If you’re buying that wine, and looking at a shelf of near identical looking shapes and sizes of bottle, you’re already factoring in grape, flavour, price per 750ml, provinence, alcohol content, etc, so what benefit do you get from one bottle being 750ml, and another being 736ml?
Standardisation simplifies manufacturing (of bottles) as well as purchasing of the end product by consumers. There is no benefit to an overly wide selection of sizes.
That sounds like a case for restricting the thickness of glass bottles rather than restricting the volume of liquid. How would switching to pints make any difference with that? As long as they're labelled correctly I don't see much problem.
I don't see what's wrong with allowing imperial measurements tbh. Most places by now are well accustomed to Metric that I don't see businesses suddenly switching to Imperial.
Still and sparkling wine will be sold in 200ml, 500ml and 568ml (pint) sizes in 2024, alongside existing measures, under new rules, the Department for Business and Trade (DBT) announced on Wednesday.
However, the pint-sized move appeared to be the extent of a push towards imperial measures, after a government consultation into allowing more businesses to buy and sell using them resulted in no new action.
A consultation said the government was looking at the change in order to “capitalise on the benefits of Brexit”, citing the “totemic” metric martyrs court cases against traders who refused to switch to grams and kilograms.
In undercover footage, he was filmed with a pint of pale liquid – identified by some people, almost certainly erroneously, as wine – while appearing to negotiate his fee to advise on transfers.
Kevin Hollinrake, the minister for enterprise, markets and small business, said, apparently seriously, that “our exit from the EU was all about moments just like this, where we can seize new opportunities and provide a real boost to our great British wineries and further growing the economy.
“Instead of fixing the crisis in our NHS, cleaning up our rivers and tackling crime, this Conservative government has been spending its time developing plans to introduce a new bottle of wine size.
The original article contains 921 words, the summary contains 215 words.

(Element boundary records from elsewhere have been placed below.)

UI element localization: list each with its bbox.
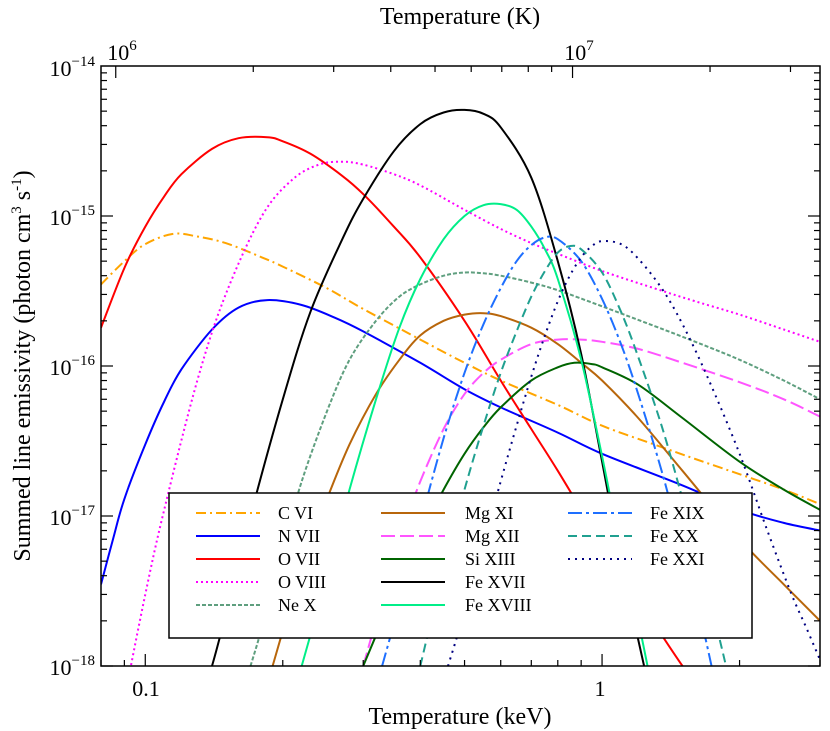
y-tick-label-1e-17: 10−17 [50, 503, 96, 530]
y-tick-label-1e-14: 10−14 [50, 54, 96, 81]
legend-label-si-xiii: Si XIII [465, 549, 516, 569]
y-axis-label-sup2: -1 [9, 178, 25, 191]
legend: C VI N VII O VII O VIII Ne X Mg XI Mg XII Si XI… [168, 492, 753, 639]
y-axis-label-sup1: 3 [9, 206, 25, 214]
legend-label-fe-xviii: Fe XVIII [465, 595, 531, 615]
y-tick-label-1e-18-base: 10 [50, 655, 72, 680]
legend-label-fe-xx: Fe XX [650, 526, 699, 546]
legend-box [168, 492, 753, 639]
y-tick-label-1e-15-exp: −15 [72, 203, 95, 219]
y-tick-label-1e-17-exp: −17 [72, 503, 96, 519]
y-tick-label-1e-16: 10−16 [50, 353, 96, 380]
legend-label-ne-x: Ne X [278, 595, 317, 615]
legend-label-fe-xvii: Fe XVII [465, 572, 526, 592]
x2-tick-label-1e7-base: 10 [564, 40, 586, 65]
y-tick-label-1e-14-exp: −14 [72, 54, 96, 70]
x-tick-label-0.1: 0.1 [132, 676, 160, 701]
y-tick-label-1e-16-base: 10 [50, 355, 72, 380]
x2-tick-labels: 106 107 [107, 38, 594, 65]
y-tick-labels: 10−18 10−17 10−16 10−15 10−14 [50, 54, 96, 680]
y-axis-label-end: ) [10, 170, 36, 178]
legend-label-mg-xii: Mg XII [465, 526, 520, 546]
y-axis-label: Summed line emissivity (photon cm3 s-1) [9, 170, 36, 561]
series-line-fe-xviii [300, 202, 649, 666]
x-tick-label-1: 1 [595, 676, 606, 701]
y-tick-label-1e-15: 10−15 [50, 203, 95, 230]
y-tick-label-1e-15-base: 10 [50, 205, 72, 230]
series-line-c-vi [101, 232, 820, 506]
legend-label-o-vii: O VII [278, 549, 320, 569]
legend-label-mg-xi: Mg XI [465, 503, 514, 523]
series-line-n-vii [101, 299, 820, 585]
y-tick-label-1e-16-exp: −16 [72, 353, 96, 369]
x2-tick-label-1e6: 106 [107, 38, 137, 65]
x2-tick-label-1e6-exp: 6 [129, 38, 137, 54]
x2-tick-label-1e7: 107 [564, 38, 594, 65]
y-tick-label-1e-18-exp: −18 [72, 653, 95, 669]
x2-tick-label-1e7-exp: 7 [586, 38, 594, 54]
y-tick-label-1e-14-base: 10 [50, 56, 72, 81]
y-axis-label-mid: s [10, 191, 36, 206]
series-line-fe-xvii [210, 108, 646, 666]
legend-label-n-vii: N VII [278, 526, 320, 546]
x-tick-labels: 0.1 1 [132, 676, 605, 701]
legend-label-fe-xix: Fe XIX [650, 503, 705, 523]
y-tick-label-1e-18: 10−18 [50, 653, 95, 680]
y-tick-label-1e-17-base: 10 [50, 505, 72, 530]
legend-items: C VI N VII O VII O VIII Ne X Mg XI Mg XII Si XI… [196, 503, 705, 615]
series-line-fe-xix [381, 235, 713, 666]
legend-label-c-vi: C VI [278, 503, 313, 523]
legend-label-o-viii: O VIII [278, 572, 326, 592]
x2-tick-label-1e6-base: 10 [107, 40, 129, 65]
x2-axis-label: Temperature (K) [380, 4, 540, 30]
legend-label-fe-xxi: Fe XXI [650, 549, 705, 569]
series-line-ne-x [249, 271, 820, 666]
series-line-mg-xi [271, 312, 820, 666]
x-axis-label: Temperature (keV) [369, 704, 552, 730]
y-axis-label-main: Summed line emissivity (photon cm [10, 213, 36, 561]
plot-frame [100, 65, 821, 667]
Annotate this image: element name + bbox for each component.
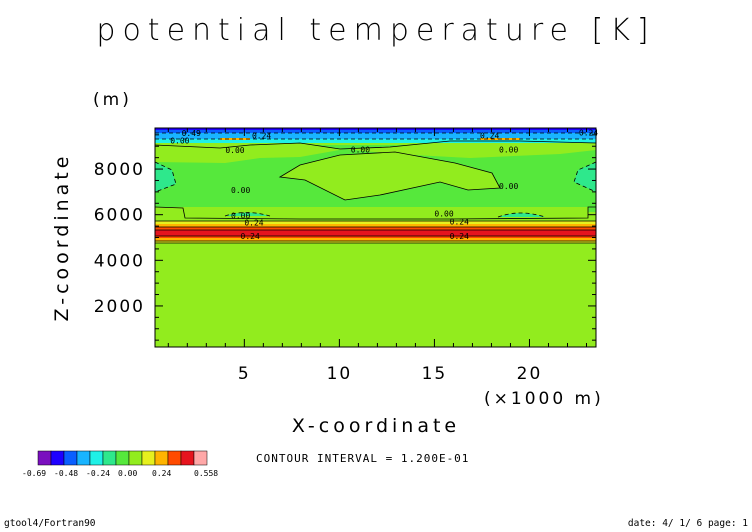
x-axis-label: X-coordinate bbox=[292, 415, 460, 437]
contour-lines bbox=[155, 132, 596, 244]
contour-label: 0.24 bbox=[244, 218, 263, 227]
field-inner-blob bbox=[155, 140, 596, 163]
contour-label: 0.00 bbox=[231, 212, 250, 221]
contour-label: 0.49 bbox=[182, 129, 201, 138]
contour-label: 0.24 bbox=[480, 132, 499, 141]
colorbar-tick-label: -0.48 bbox=[54, 469, 78, 478]
y-axis-label: Z-coordinate bbox=[51, 153, 73, 322]
contour-label: 0.24 bbox=[450, 232, 469, 241]
contour-label: 0.00 bbox=[499, 182, 518, 191]
x-unit-label: (×1000 m) bbox=[484, 389, 604, 409]
field-warm-core bbox=[155, 230, 596, 236]
field-warm-orange-top bbox=[155, 224, 596, 227]
contour-labels: 0.000.240.00 0.000.240.000.00 0.000.000.24… bbox=[170, 129, 598, 242]
x-tick-label: 10 bbox=[327, 364, 353, 384]
contour-label: 0.24 bbox=[252, 131, 271, 140]
contour-line bbox=[155, 206, 596, 220]
colorbar-swatch bbox=[50, 450, 65, 466]
colorbar-tick-label: 0.00 bbox=[118, 469, 137, 478]
colorbar-tick-label: 0.558 bbox=[194, 469, 218, 478]
contour-line-dashed bbox=[573, 161, 596, 193]
y-tick-label: 4000 bbox=[94, 251, 145, 271]
contour-label: 0.00 bbox=[351, 145, 370, 154]
contour-label: 0.00 bbox=[231, 186, 250, 195]
contour-label: 0.24 bbox=[579, 129, 598, 138]
y-tick-label: 2000 bbox=[94, 297, 145, 317]
colorbar: -0.69 -0.48 -0.24 0.00 0.24 0.558 bbox=[22, 450, 218, 478]
field-top-cyan bbox=[155, 133, 596, 139]
field-cyan-low-left bbox=[225, 212, 270, 216]
colorbar-swatch bbox=[141, 450, 156, 466]
colorbar-swatch bbox=[154, 450, 169, 466]
contour-line-dashed bbox=[224, 212, 271, 217]
contour-line bbox=[278, 151, 501, 201]
contour-label: 0.00 bbox=[499, 146, 518, 155]
field-top-teal bbox=[155, 139, 596, 143]
colorbar-swatch bbox=[167, 450, 182, 466]
contour-line bbox=[155, 140, 596, 150]
field-warm-orange-bottom bbox=[155, 238, 596, 241]
y-unit-label: (m) bbox=[93, 90, 132, 110]
colorbar-swatch bbox=[63, 450, 78, 466]
field-cyan-low-right bbox=[498, 213, 545, 217]
contour-label: 0.00 bbox=[434, 210, 453, 219]
field-warm-yellow-bottom bbox=[155, 241, 596, 243]
colorbar-swatch bbox=[37, 450, 52, 466]
y-tick-label: 6000 bbox=[94, 206, 145, 226]
axis-ticks bbox=[155, 128, 596, 347]
colorbar-swatch bbox=[76, 450, 91, 466]
field-center-blob bbox=[280, 152, 500, 200]
colorbar-swatch bbox=[180, 450, 195, 466]
tick-labels: 5 10 15 20 2000 4000 6000 8000 bbox=[94, 160, 543, 384]
field-warm-yellow-top bbox=[155, 221, 596, 224]
field-top-blue bbox=[155, 130, 596, 133]
plot-fields bbox=[155, 128, 596, 347]
contour-line-dashed bbox=[497, 212, 546, 218]
x-tick-label: 20 bbox=[517, 364, 543, 384]
colorbar-tick-label: -0.69 bbox=[22, 469, 46, 478]
field-warm-red1 bbox=[155, 227, 596, 230]
field-warm-red2 bbox=[155, 236, 596, 238]
contour-interval-label: CONTOUR INTERVAL = 1.200E-01 bbox=[256, 452, 469, 465]
footer-right: date: 4/ 1/ 6 page: 1 bbox=[628, 518, 748, 529]
x-tick-label: 15 bbox=[422, 364, 448, 384]
colorbar-tick-label: 0.24 bbox=[152, 469, 171, 478]
colorbar-swatch bbox=[89, 450, 104, 466]
contour-label: 0.00 bbox=[170, 136, 189, 145]
footer-left: gtool4/Fortran90 bbox=[4, 518, 96, 529]
colorbar-swatch bbox=[128, 450, 143, 466]
contour-label: 0.24 bbox=[450, 218, 469, 227]
chart-title: potential temperature [K] bbox=[96, 13, 655, 48]
colorbar-swatch bbox=[193, 450, 208, 466]
x-tick-label: 5 bbox=[238, 364, 251, 384]
contour-label: 0.24 bbox=[241, 232, 260, 241]
colorbar-swatch bbox=[102, 450, 117, 466]
colorbar-swatch bbox=[115, 450, 130, 466]
contour-label: 0.00 bbox=[225, 146, 244, 155]
y-tick-label: 8000 bbox=[94, 160, 145, 180]
field-top-dark bbox=[155, 128, 596, 130]
colorbar-tick-label: -0.24 bbox=[86, 469, 110, 478]
contour-line-dashed bbox=[155, 161, 177, 193]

Saved 77%. I'm a bot and I'm open source!
Brexit outrage, a poem by a dead Scottish guy, a callback to Churchill, a football reference?
The minor reforms to wine measures are optional.
Buried in the middle as a throw away comment.
I was watching the news on the telly this morning at the same time as reading this article and they spent all of a minute on this story but the guardian has milked it (in pints or millilitres?) for all it can. 😂🥂🍻
The headline implies that these silly measurements are being brought back on a wider scale than what they are and it doesn't mention they're optional until a few paragraphs in. So yes I did want the headline to be more realistic of the situation and less misleading.
So consider why they couldn't have written the headline as:
UK government quietly drops Imperial measurement plan but allows wine and champagne to be sold in pints.
That's pretty close to what the headline was on Sky news on their rolling ticker at the bottom of the screen. But that wouldn't generate the clickbait I suppose.
Like I said, I saw this article and was watching the morning news at the same time and they seemed to imply two completely different stories. But instead the guardian had added it's own spin to the story and headline.